Namaścił nowych królów i Elizeusza na swego następcę; jedno z wezwań u końca misji głosiło:
„Czyż nie ma Boga w Izraelu, by szukać Jego wyroku”.
 
Jego tajemnicze „wzięcie w skłębionym płomieniu, na wozie, o koniach ognistych" sprawiało, że żywa była tradycja konieczności jego powrotu na ziemię:
 
„O Tobie napisano, żeś zachowany na czasy stosowne" (Syr 48, 9-11)
 
 
Nowy Eliasz. Jan Chrzciciel jest postacią zagadkową, proroctwo z księgi Malachiasza głosiło:
 
„Oto Ja wyślę anioła mego, aby przygotował drogę przede Mną a potem nagle przybędzie do swej świątyni Pan, którego wy oczekujecie, i Anioł Przymierza którego pragniecie. Oto nadejdzie, mówi Pan Zastępów” (Mal 3,1)
 
A to z kart Ewangelii:
"Bo on pójdzie wprzód przed obliczem jego w duchu i w mocy Eliaszowej, aby obrócił serca ojców ku dzieciom" – Łk. 1:17
 
Czy proroctwo było częściowe, czy więc Eliasz przyszedł i czy… jeszcze przyjdzie?

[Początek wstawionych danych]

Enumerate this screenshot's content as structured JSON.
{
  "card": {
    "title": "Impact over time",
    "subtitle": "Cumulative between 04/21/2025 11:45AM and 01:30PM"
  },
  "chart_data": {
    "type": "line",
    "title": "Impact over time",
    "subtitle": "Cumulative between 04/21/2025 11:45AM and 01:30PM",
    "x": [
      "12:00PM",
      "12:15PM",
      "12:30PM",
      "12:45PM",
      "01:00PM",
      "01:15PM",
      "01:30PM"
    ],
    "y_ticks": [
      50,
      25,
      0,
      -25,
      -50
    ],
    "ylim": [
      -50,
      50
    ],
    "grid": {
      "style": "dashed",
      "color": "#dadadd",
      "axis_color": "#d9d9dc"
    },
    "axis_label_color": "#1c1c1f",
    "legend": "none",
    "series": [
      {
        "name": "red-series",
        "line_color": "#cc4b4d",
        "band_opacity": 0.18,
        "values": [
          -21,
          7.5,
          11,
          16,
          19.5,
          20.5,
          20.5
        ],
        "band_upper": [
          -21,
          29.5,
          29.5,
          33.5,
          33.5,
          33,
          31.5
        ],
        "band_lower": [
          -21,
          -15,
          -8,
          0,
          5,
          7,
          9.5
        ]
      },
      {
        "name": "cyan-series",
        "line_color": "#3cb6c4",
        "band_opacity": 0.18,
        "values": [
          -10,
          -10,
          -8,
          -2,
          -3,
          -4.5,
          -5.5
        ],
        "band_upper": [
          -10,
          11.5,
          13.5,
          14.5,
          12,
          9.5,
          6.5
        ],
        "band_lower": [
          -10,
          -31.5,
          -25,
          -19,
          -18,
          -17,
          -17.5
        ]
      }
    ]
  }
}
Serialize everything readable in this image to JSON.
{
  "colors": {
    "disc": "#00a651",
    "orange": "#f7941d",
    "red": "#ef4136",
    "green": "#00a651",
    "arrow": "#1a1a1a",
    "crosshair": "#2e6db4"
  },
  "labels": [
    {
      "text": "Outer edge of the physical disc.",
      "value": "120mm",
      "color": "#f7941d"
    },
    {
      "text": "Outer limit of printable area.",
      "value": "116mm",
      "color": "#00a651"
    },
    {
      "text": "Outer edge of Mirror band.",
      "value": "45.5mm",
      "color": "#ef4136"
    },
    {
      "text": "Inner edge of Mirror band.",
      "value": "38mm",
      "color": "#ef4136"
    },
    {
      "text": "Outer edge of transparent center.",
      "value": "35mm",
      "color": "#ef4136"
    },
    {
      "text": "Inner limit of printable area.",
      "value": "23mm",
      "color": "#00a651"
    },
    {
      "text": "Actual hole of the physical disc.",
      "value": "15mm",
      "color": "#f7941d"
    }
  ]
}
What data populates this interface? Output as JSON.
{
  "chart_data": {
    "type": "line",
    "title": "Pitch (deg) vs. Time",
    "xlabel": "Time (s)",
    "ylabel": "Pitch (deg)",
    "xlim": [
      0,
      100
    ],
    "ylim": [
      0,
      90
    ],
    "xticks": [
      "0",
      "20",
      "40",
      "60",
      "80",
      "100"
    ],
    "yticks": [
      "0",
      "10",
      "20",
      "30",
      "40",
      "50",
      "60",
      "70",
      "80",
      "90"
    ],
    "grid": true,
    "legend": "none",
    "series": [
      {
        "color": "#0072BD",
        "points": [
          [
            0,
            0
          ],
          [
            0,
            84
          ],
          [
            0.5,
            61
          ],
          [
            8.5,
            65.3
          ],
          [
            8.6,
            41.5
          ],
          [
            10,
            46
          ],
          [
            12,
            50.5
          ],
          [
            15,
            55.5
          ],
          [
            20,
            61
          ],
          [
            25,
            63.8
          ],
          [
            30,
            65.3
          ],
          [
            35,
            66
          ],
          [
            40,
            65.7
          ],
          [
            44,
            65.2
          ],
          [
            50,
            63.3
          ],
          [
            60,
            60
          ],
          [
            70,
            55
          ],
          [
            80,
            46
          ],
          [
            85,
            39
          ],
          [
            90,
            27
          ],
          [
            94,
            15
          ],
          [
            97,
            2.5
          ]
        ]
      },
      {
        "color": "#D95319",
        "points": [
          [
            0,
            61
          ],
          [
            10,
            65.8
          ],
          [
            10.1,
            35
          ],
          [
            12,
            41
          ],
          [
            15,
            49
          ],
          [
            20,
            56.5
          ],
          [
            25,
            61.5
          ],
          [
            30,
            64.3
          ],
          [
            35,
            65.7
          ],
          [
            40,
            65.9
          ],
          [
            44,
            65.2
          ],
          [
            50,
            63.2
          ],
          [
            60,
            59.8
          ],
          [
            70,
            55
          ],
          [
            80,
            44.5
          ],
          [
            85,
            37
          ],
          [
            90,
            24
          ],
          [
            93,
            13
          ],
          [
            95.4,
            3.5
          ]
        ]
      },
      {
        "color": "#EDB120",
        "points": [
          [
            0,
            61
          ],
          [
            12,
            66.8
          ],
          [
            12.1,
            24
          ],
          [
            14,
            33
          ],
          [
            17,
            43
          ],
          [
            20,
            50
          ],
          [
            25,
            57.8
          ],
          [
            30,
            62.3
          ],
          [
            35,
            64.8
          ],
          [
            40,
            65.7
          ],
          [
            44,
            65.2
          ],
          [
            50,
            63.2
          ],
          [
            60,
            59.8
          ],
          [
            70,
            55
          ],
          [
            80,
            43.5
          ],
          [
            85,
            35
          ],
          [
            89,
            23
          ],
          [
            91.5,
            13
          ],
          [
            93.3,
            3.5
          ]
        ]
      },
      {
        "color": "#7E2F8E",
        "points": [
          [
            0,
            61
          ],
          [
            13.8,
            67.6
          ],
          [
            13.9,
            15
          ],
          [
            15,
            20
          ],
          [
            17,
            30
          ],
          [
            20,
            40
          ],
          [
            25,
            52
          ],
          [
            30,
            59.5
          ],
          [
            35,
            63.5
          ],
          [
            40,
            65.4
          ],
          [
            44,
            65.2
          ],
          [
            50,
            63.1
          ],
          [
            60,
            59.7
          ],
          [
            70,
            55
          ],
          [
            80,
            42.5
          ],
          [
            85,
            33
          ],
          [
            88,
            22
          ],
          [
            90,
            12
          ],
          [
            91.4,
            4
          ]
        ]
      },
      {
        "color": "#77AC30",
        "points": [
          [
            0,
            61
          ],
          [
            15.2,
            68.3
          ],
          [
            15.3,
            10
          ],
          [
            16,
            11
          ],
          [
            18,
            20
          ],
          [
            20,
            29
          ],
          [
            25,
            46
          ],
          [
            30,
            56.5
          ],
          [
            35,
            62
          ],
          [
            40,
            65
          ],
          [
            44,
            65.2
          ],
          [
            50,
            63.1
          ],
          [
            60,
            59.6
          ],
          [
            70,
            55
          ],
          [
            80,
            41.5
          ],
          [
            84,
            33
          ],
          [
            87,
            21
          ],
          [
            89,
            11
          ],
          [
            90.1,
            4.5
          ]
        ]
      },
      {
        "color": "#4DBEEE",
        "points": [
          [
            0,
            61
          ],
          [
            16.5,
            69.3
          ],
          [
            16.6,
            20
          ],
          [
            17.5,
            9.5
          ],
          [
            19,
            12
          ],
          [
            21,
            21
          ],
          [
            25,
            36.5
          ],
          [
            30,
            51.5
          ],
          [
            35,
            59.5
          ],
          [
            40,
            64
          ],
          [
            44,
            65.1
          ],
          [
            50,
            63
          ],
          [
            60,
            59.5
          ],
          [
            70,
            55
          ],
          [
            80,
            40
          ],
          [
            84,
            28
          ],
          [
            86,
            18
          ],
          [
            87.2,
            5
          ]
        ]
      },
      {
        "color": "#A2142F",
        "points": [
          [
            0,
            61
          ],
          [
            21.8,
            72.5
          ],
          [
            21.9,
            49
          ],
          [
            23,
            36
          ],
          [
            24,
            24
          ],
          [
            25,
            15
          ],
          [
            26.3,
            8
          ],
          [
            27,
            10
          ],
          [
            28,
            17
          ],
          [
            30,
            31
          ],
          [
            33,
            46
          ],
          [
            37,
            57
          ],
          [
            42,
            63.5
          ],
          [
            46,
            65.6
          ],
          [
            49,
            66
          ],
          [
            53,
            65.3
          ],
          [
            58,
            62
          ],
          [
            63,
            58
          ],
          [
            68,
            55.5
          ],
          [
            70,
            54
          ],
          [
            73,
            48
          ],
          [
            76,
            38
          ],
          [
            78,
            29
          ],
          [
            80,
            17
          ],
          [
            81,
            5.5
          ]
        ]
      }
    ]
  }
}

Czym jest nawrócenie serca ojców ku dzieciom, czym będzie nawrócenie serc dzieci ku ojcom? Czy Bóg „nawrócił” się ku Izraelowi, ku swoim dzieciom, czy rozpoczęło się i trwa upamiętanie, zwrócenie się ludzkości ku Ojcu?
 
Jan Chrzciciel mówił o sobie, że nie jest Mesjaszem, nie jest Eliaszem, nie jest prorokiem
"Kim jesteś, abyśmy mogli dać odpowiedź tym, którzy nas wysłali? Co mówisz sam o sobie?"
"Jam głos wołającego na pustyni: Prostujcie drogę Pańską, jak powiedział prorok Izajasz.
Pośród was stoi Ten, którego wy nie znacie, który po mnie idzie, a któremu ja nie jestem godzien odwiązać rzemyka u Jego sandała”
 
 
„Jam głos wołającego na pustyni…”
 
„tułali się w skórach owczych, kozich, w nędzy, w utrapieniu, w ucisku – świat nie był ich wart – i błąkali się po pustyniach i górach, po jaskiniach i rozpadlinach ziemi” (Hbr 11,37-38)
 
Świat nie był ich wart… pozostał po nich i trwa głos… głos z pustyni… głos z miejsca, gdzie człowiek nie może żyć…
Niech na pustyni naszej egzystencji słyszalny będzie głos, głos proroków Eliasza i Jana Chrzciciela, walczących o Boga w Izraelu i w ludzkim sercu, walczących o człowieka…
 
Niech trwa, wzmocniony dwoma tysiącami lat doświadczeń chrześcijaństwa, wzmocniony kolejnym dla nas przeżyciem adwentu…
 
Niech – nade wszystko – usłyszą go cedry Libanu, dęby Baszanu, góry niebotyczne, pagórki wyniosłe, wieże strzeliste, mury obronne, wszystkie okręty Tarszisz, statki zbytkowne (por Iz 2,12-17):
 
Prostujcie drogę Pańską / Dopókiż chwiać się będziecie na dwie strony?
Pośród was stoi Ten, którego wy nie znacie / Czyż nie ma Boga…?
 
 
 

Komentarze

  1. krok-w-chmurach

    “Świat nie był ich wart?

    "Świat nie był ich wart… pozostał po nich i trwa głos… głos z pustyni… głos z miejsca, gdzie człowiek nie może żyć…"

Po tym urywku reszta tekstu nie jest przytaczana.